Tem feito poesia? Tem lido poesia? Sempre faço poesia e sempre leio poesia. Essa é minha arte, meu bosque. Ler e fazer poesia me mantêm vivo, teso, atento. Leio de tudo, clássicos como Fernando Pessoa, João Cabral, Drummond, Helberto Hélder, Ferreira Gullar, além dos contemporâneos, como José Luís Peixoto, Maria Esther Maciel, Ana Elisa Ribeiro, Dijamir Sesostre, Edimilson de Almeida Pereira. Gosto de muitas coisas avulsas que leio nas redes sociais também. Ver que tem uma turma jovem fazendo e se interessando por poesia dá muita satisfação. Gosto de passear pelo YouTube vendo a diversidade de poetas e de estilos. Amo isso tudo. A poesia está muito viva e eu estou nesse bonde.
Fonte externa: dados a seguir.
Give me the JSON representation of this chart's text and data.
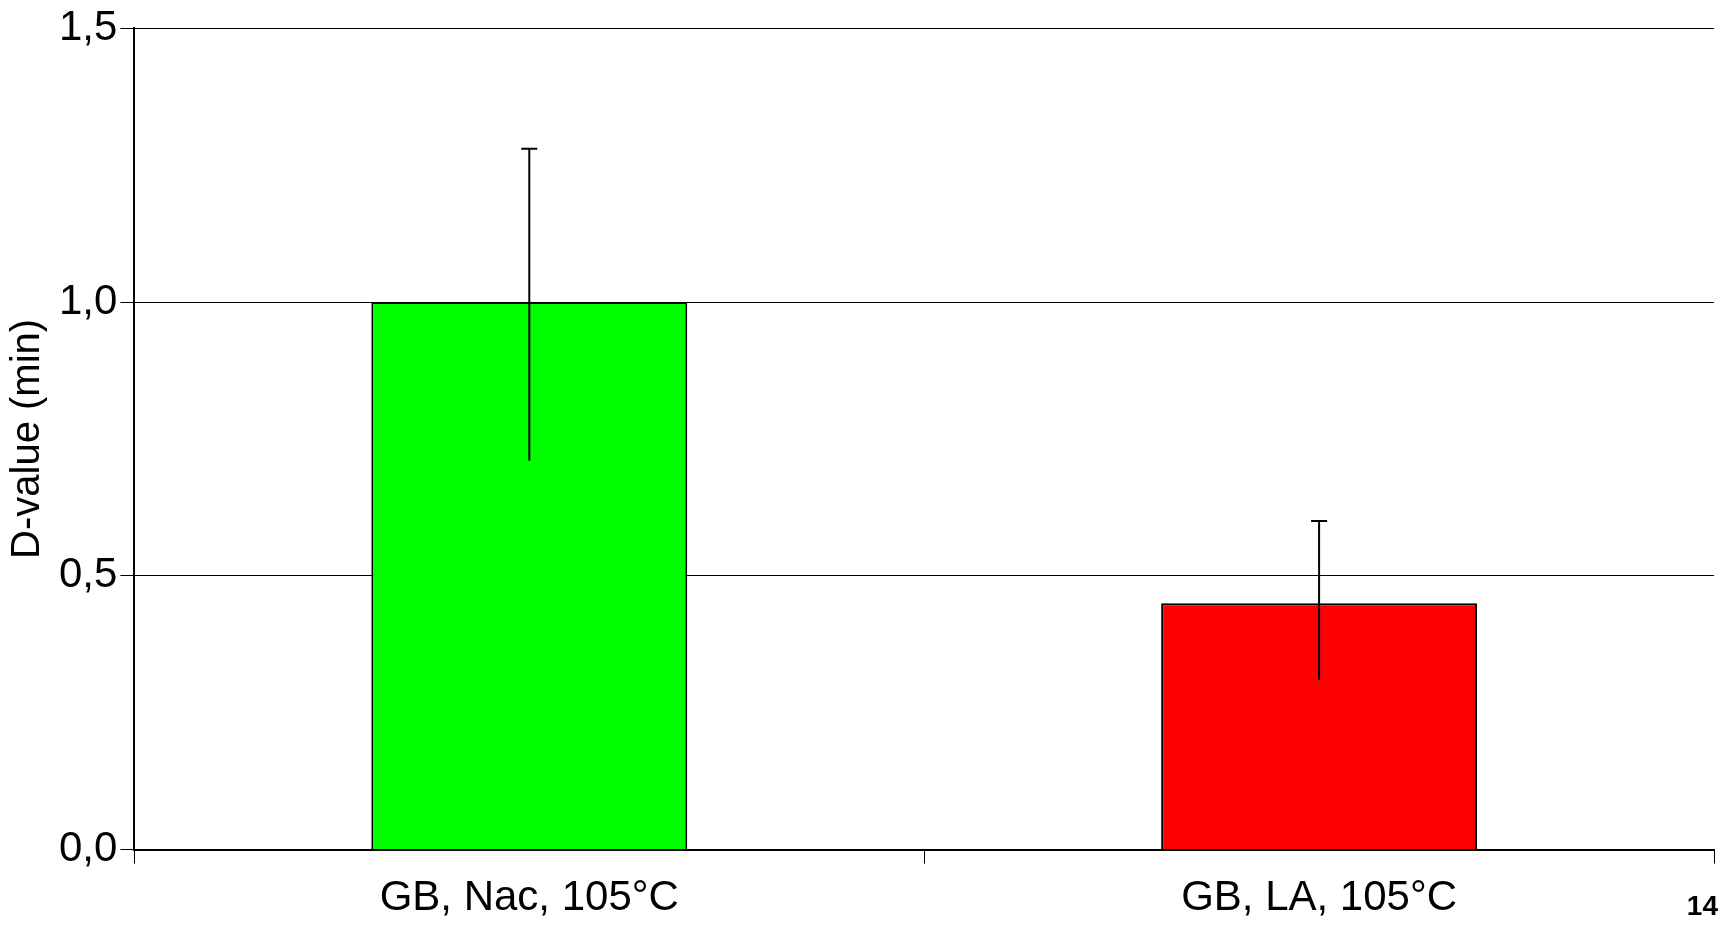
{
  "chart_data": {
    "type": "bar",
    "ylabel": "D-value (min)",
    "categories": [
      "GB, Nac, 105°C",
      "GB, LA, 105°C"
    ],
    "values": [
      1.0,
      0.45
    ],
    "colors": [
      "#00ff00",
      "#ff0000"
    ],
    "errors": [
      [
        0.71,
        1.28
      ],
      [
        0.31,
        0.6
      ]
    ],
    "ylim": [
      0,
      1.5
    ],
    "yticks": [
      {
        "value": 0,
        "label": "0,0"
      },
      {
        "value": 0.5,
        "label": "0,5"
      },
      {
        "value": 1,
        "label": "1,0"
      },
      {
        "value": 1.5,
        "label": "1,5"
      }
    ],
    "grid": "y",
    "legend": false,
    "annotations": [
      "14"
    ]
  }
}
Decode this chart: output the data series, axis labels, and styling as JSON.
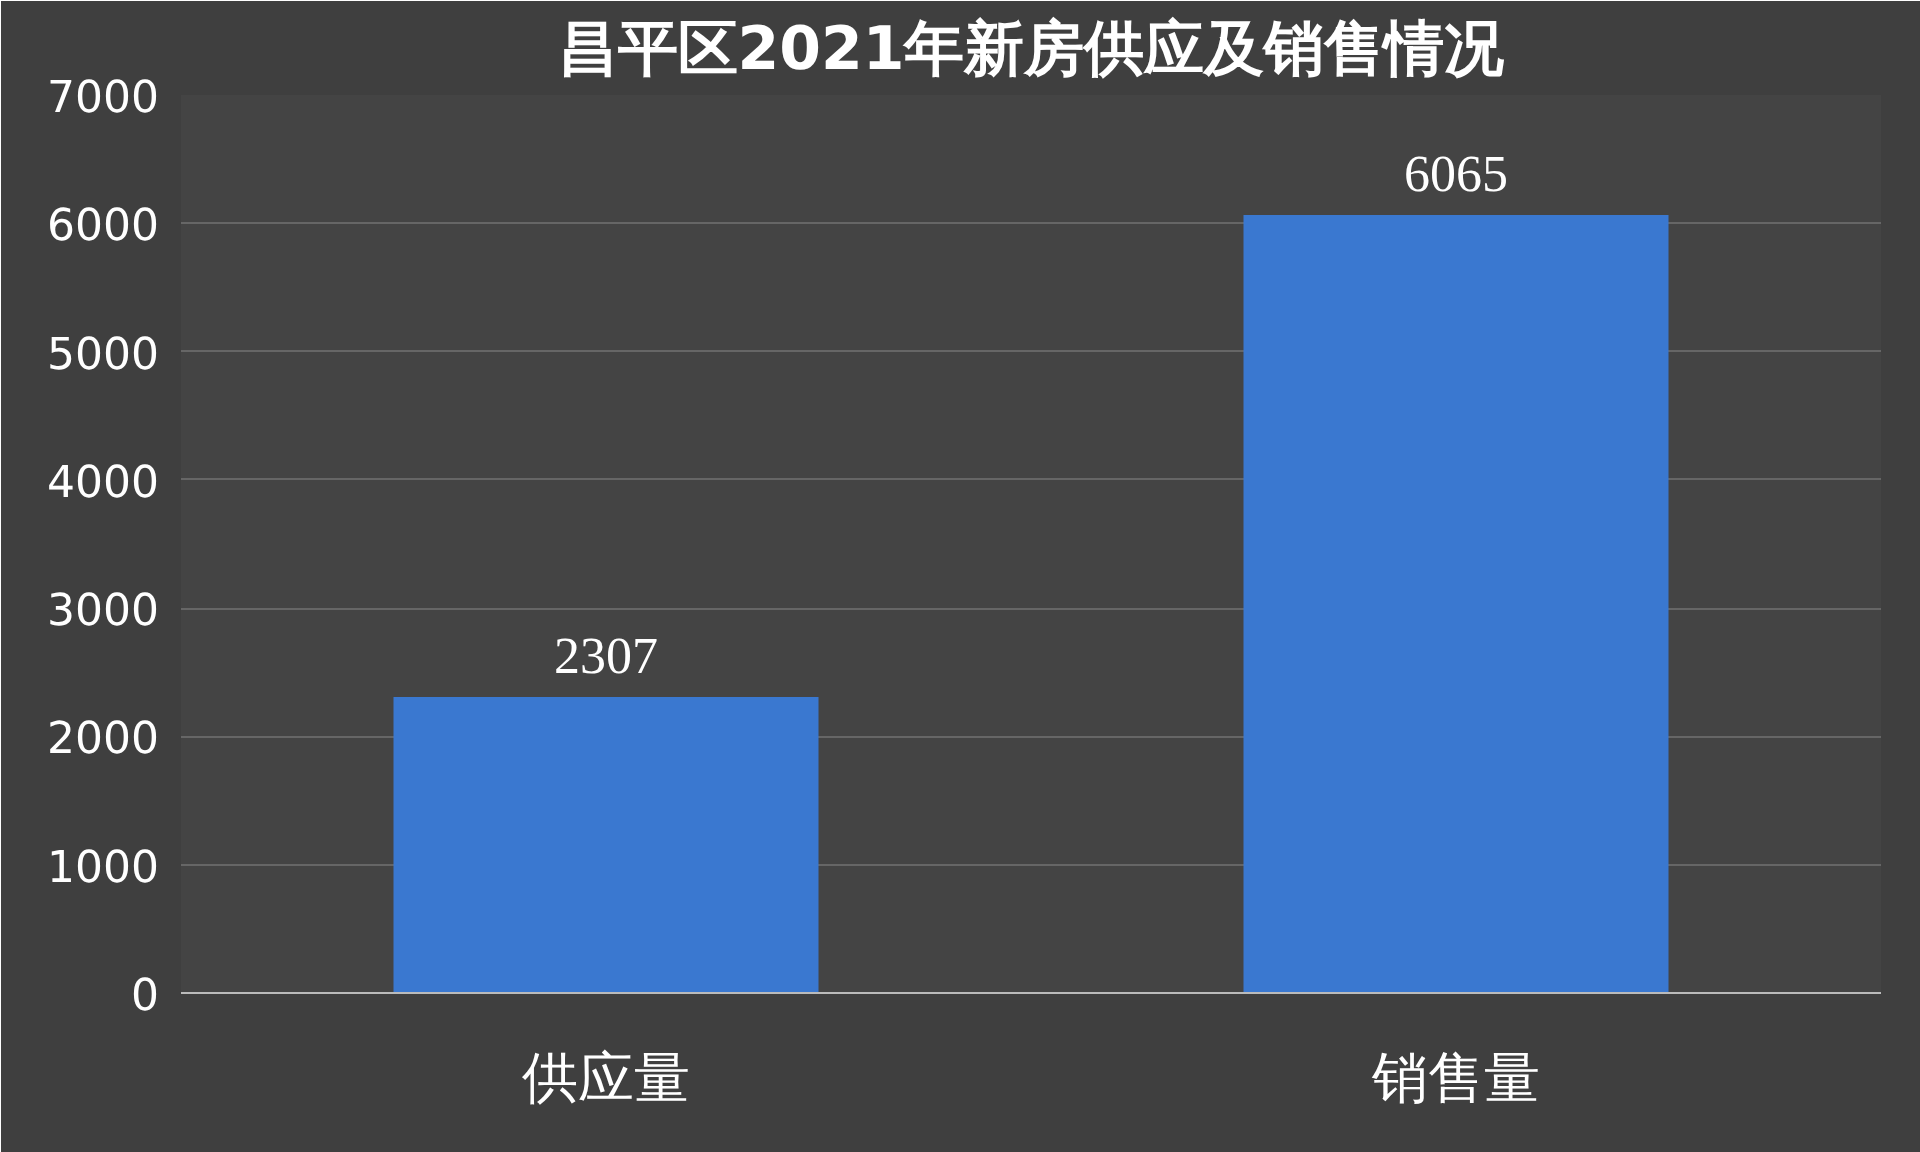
{
  "chart_data": {
    "type": "bar",
    "title": "昌平区2021年新房供应及销售情况",
    "categories": [
      "供应量",
      "销售量"
    ],
    "values": [
      2307,
      6065
    ],
    "color": "#3a78d0",
    "ylim": [
      0,
      7000
    ],
    "yticks": [
      0,
      1000,
      2000,
      3000,
      4000,
      5000,
      6000,
      7000
    ],
    "grid": "y",
    "data_labels": true
  }
}
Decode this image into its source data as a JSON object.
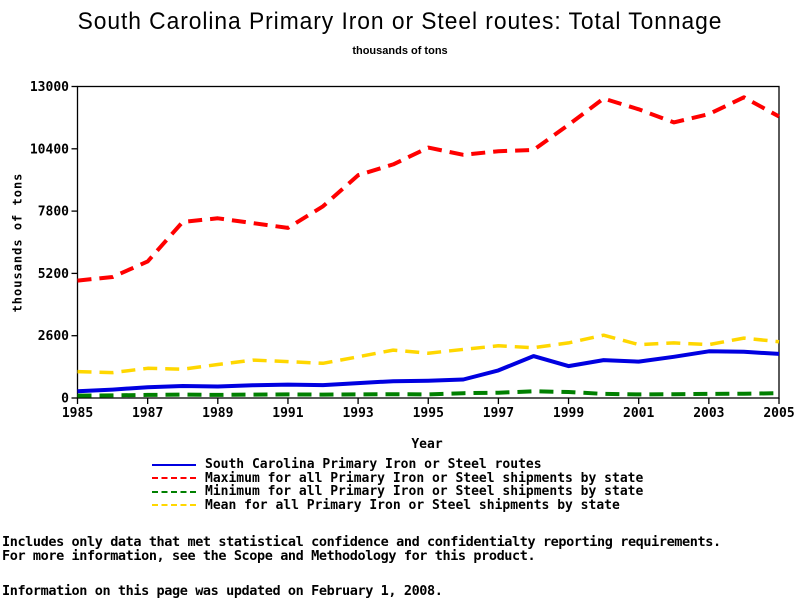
{
  "chart_data": {
    "type": "line",
    "title": "South Carolina Primary Iron or Steel routes: Total Tonnage",
    "subtitle": "thousands of tons",
    "xlabel": "Year",
    "ylabel": "thousands of tons",
    "xlim": [
      1985,
      2005
    ],
    "ylim": [
      0,
      13000
    ],
    "x_ticks": [
      1985,
      1987,
      1989,
      1991,
      1993,
      1995,
      1997,
      1999,
      2001,
      2003,
      2005
    ],
    "y_ticks": [
      0,
      2600,
      5200,
      7800,
      10400,
      13000
    ],
    "grid": false,
    "legend_position": "bottom",
    "x": [
      1985,
      1986,
      1987,
      1988,
      1989,
      1990,
      1991,
      1992,
      1993,
      1994,
      1995,
      1996,
      1997,
      1998,
      1999,
      2000,
      2001,
      2002,
      2003,
      2004,
      2005
    ],
    "series": [
      {
        "name": "South Carolina Primary Iron or Steel routes",
        "color": "#0000E0",
        "style": "solid",
        "values": [
          280,
          350,
          450,
          500,
          480,
          530,
          560,
          540,
          620,
          700,
          720,
          770,
          1150,
          1750,
          1330,
          1580,
          1520,
          1720,
          1950,
          1930,
          1840
        ]
      },
      {
        "name": "Maximum for all Primary Iron or Steel shipments by state",
        "color": "#FF0000",
        "style": "dashed",
        "values": [
          4900,
          5050,
          5700,
          7350,
          7500,
          7300,
          7100,
          8000,
          9300,
          9750,
          10450,
          10150,
          10300,
          10350,
          11400,
          12500,
          12050,
          11500,
          11850,
          12550,
          11750
        ]
      },
      {
        "name": "Minimum for all Primary Iron or Steel shipments by state",
        "color": "#008000",
        "style": "dashed",
        "values": [
          100,
          110,
          130,
          140,
          130,
          140,
          150,
          140,
          150,
          160,
          150,
          200,
          220,
          280,
          250,
          170,
          150,
          160,
          170,
          180,
          200
        ]
      },
      {
        "name": "Mean for all Primary Iron or Steel shipments by state",
        "color": "#FFD700",
        "style": "dashed",
        "values": [
          1100,
          1060,
          1240,
          1200,
          1400,
          1580,
          1520,
          1450,
          1720,
          2000,
          1870,
          2030,
          2180,
          2100,
          2300,
          2620,
          2230,
          2300,
          2230,
          2500,
          2350
        ]
      }
    ]
  },
  "footnotes": [
    "Includes only data that met statistical confidence and confidentialty reporting requirements.",
    "For more information, see the Scope and Methodology for this product.",
    "Information on this page was updated on February 1, 2008."
  ]
}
Em tempos em que a arte e a cultura têm sido tão desconsideradas, qual a função precípua delas? Há muitas funções para a cultura e para arte. Constituem uma parte fundamental na formação dos povos. São manifestações naturais desde a pré-história. Estão relacionadas à identidade e à beleza, mas também à resistência política e social. A arte e cultura são imensas, e nós somos irremediavelmente pequenos. Então, neste momento tão singular que vivemos no Brasil, em que houve tentativa de desacreditar a arte e os artistas, só nos resta resistir, rebater, debater e, sobretudo, manifestar fazendo arte. Um país que desacredita da cultura e da arte não tem futuro bonito, promissor. Como disse antes, eles passarão, já a cultura, a arte e os artistas permanecerão vivos e pulsantes.

Qual a primeira coisa que pretende fazer quando isso (esse pesadelo) acabar? Cozinhar pra uns 20 ou 30 amigos, devidamente aglomerados, não sem antes ler para eles uma meia dúzia de poemas meus e alheios. Pensarei nos poemas e no cardápio quando for o momento.